I am not on the “standardized tests are worthless” bandwagon, but you’ll get no argument from me if you claim they are a big part of the distortion of the higher education admissions market. This is probably more so in professional schools but bachelors programs are affected too. At least in part because of US News ratings, very few institutions are willing to abandon test scores. But now Hampshire College, one of a small number of institutions that can be counted on for ongoing innovation in undergraduate education, has chucked them out the window. It will be interesting to see whether any of their principled peers follow suit.

Now if we could only get a few colleges to become extra-curricular-activity-blind, kids might be saved from having the because-it-looks-good-on-my-application motivation burned into their souls.

Inside Higher Ed

‘Test-Blind’ Admissions
June 19, 2014
More than 800 four-year colleges and universities do not require applicants to submit SAT or ACT scores. But of these “test-optional” colleges, the competitive ones will look at scores that are submitted. And most selective, test-optional colleges report that a majority of applicants (typically a large majority) submit scores.
On Wednesday, Hampshire College announced that it would become the only such college that will be “test-blind,” meaning that it will not look at SAT or ACT scores even if applicants submit them.

New York Times

U.S. | NATIONAL BRIEFING | EDUCATION

College to No Longer Consider Test Scores in Its Decisions

Hampshire College, in Amherst, Mass., said on Wednesday that it would no longer consider SAT or ACT scores in admissions or financial aid decisions. Meredith Twombly, the dean of admissions, said Hampshire had been “test optional” since it opened in 1970 but would become “test blind,” both for greater fairness and because Hampshire favors assessment through written work, projects and discussions, not test scores.
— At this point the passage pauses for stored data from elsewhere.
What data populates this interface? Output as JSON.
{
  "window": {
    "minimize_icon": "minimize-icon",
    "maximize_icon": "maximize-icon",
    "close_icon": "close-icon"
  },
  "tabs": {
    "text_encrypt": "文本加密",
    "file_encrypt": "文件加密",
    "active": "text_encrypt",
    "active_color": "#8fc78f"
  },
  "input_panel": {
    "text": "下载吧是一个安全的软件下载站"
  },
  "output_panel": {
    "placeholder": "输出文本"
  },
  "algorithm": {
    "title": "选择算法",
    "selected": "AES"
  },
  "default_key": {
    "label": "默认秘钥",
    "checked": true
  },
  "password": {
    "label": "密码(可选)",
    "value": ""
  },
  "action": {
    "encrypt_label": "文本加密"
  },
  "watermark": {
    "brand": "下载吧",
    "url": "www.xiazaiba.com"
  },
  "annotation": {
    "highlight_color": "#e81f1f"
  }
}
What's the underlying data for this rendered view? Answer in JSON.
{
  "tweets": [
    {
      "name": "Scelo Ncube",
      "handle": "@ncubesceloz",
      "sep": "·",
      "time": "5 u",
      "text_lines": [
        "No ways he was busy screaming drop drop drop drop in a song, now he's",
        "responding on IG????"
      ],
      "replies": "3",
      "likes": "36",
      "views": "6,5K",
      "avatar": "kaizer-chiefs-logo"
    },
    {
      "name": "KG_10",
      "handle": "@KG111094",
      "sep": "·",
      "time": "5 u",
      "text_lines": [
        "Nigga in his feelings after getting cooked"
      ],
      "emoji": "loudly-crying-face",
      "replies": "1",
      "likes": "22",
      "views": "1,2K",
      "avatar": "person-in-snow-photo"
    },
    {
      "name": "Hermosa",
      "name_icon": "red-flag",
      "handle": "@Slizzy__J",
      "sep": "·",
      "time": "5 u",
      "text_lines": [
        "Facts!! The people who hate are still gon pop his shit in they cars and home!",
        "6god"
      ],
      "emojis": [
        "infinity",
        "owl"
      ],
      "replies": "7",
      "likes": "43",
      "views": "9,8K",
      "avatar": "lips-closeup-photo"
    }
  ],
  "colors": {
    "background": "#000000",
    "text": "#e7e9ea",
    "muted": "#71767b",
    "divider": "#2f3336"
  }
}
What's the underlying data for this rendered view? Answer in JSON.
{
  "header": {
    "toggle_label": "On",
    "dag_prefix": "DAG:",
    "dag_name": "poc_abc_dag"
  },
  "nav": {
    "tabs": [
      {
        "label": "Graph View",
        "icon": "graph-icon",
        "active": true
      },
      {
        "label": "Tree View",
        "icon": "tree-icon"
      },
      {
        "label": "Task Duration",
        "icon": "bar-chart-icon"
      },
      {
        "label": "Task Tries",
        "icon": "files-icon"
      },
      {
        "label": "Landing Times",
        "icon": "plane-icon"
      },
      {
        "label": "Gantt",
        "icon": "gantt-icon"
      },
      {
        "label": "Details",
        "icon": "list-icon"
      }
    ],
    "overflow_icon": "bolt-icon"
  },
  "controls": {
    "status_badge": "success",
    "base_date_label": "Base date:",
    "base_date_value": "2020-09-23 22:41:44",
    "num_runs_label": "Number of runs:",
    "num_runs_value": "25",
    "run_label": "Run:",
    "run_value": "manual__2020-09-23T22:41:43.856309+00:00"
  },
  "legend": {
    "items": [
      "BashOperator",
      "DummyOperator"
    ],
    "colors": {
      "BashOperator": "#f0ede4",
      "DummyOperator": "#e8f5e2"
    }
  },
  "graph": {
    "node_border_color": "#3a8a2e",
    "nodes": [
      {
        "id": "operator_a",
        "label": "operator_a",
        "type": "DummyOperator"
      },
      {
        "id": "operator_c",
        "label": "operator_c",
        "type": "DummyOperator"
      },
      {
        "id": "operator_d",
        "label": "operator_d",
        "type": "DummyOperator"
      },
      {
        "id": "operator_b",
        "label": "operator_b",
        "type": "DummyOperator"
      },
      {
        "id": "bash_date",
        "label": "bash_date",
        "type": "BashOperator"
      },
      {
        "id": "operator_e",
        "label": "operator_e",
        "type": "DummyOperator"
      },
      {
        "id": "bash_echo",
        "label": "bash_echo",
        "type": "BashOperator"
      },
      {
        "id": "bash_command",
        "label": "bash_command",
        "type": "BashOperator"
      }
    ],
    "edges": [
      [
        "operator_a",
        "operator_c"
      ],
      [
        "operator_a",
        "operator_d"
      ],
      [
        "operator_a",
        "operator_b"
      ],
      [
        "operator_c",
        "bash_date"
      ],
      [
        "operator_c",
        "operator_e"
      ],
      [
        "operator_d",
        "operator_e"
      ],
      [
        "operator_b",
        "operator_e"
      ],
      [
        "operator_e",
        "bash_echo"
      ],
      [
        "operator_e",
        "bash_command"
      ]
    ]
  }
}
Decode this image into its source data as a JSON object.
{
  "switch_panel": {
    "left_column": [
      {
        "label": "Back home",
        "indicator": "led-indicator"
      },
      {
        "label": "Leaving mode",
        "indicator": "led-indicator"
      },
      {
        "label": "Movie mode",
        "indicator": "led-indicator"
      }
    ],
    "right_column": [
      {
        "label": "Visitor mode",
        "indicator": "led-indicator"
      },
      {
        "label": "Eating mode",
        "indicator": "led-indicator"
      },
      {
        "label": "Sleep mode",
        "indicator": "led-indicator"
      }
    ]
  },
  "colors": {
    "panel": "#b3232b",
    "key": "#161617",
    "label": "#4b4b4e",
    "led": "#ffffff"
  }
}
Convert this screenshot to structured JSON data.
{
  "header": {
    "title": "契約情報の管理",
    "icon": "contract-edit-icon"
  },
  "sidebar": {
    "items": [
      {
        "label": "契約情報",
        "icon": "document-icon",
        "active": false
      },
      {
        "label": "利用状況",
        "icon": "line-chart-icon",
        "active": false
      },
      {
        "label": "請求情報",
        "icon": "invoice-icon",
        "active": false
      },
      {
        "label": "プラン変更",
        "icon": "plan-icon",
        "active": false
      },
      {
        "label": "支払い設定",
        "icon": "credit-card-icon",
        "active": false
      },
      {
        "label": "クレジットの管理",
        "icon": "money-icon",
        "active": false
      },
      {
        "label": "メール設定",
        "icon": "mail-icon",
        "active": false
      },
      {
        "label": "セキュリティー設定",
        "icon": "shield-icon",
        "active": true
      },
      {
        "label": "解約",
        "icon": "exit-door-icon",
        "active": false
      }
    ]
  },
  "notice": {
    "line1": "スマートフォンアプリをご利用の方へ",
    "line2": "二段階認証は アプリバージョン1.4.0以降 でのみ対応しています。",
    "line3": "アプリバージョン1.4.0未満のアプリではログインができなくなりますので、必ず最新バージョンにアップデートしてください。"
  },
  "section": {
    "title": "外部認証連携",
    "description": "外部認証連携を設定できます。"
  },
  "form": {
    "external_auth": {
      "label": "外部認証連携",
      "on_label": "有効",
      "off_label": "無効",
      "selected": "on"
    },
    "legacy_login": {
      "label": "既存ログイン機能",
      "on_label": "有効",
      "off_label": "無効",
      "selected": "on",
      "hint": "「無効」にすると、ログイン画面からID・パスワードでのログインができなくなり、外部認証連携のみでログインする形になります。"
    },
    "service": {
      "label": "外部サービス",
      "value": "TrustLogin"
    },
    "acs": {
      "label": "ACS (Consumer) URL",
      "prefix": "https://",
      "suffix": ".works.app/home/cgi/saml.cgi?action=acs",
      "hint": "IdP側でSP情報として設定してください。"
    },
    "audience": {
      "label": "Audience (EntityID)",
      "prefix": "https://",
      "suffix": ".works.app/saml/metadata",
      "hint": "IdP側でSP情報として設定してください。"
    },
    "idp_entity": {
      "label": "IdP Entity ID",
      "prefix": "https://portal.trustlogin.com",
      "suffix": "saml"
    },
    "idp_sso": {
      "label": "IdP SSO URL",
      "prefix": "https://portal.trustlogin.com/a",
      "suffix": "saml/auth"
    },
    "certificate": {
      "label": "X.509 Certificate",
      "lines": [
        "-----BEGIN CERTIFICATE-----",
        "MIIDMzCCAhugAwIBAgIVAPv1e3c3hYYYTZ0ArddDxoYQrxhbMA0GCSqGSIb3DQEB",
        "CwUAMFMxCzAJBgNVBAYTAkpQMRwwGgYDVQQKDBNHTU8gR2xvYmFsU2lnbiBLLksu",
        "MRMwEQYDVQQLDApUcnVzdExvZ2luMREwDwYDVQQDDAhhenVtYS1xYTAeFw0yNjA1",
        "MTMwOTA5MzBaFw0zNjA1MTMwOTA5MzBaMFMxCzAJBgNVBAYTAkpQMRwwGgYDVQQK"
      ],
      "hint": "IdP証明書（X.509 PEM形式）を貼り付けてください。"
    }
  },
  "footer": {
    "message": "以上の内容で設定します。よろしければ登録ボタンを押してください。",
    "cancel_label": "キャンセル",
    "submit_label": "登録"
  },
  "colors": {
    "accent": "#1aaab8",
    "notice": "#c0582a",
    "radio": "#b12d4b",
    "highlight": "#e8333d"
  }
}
Robert Schaeffer, public education director of FairTest, said Hampshire would be the only test-blind college: Sarah Lawrence College was test-blind for several years, but it reverted to test-optional two years ago after U.S. News and World Report stopped ranking it because of the lack of test scores.

Experimenting with Price Cuts in Higher Education

I’ve long been an advocate of cutting tuition and getting away from the wrong-headed “luxury-price signals quality product” logic so common in lower and middle tier higher education. There are many reasons not to “just do it,” but more than a few things in favor of the idea should at least motivate serious discussion:
  • honesty in pricing might better reflect institutional values;
  • some prospective students never consider a school, knowing sticker price is out of their reach; the current system discriminates against such “humble realists”;
  • institutions should grapple with the fact that full-pay families might not be willing to participate in the institution’s redistribution scheme if they thought (knew) about it;
  • it is not clear there is any dis-interested, scientifically valid research on the implications;
  • revenue models rarely take into account the cost of administering Byzantine financial aid schemes;
  • some institutions are unfairly labeled “elitist” based on sticker price alienating people to whom their mission otherwise would appeal;
  • tuition discounting is one of many opacity practices that undermine administrators’, board members’, and faculty members’ capacity to effectively monitor the economics of their institutions.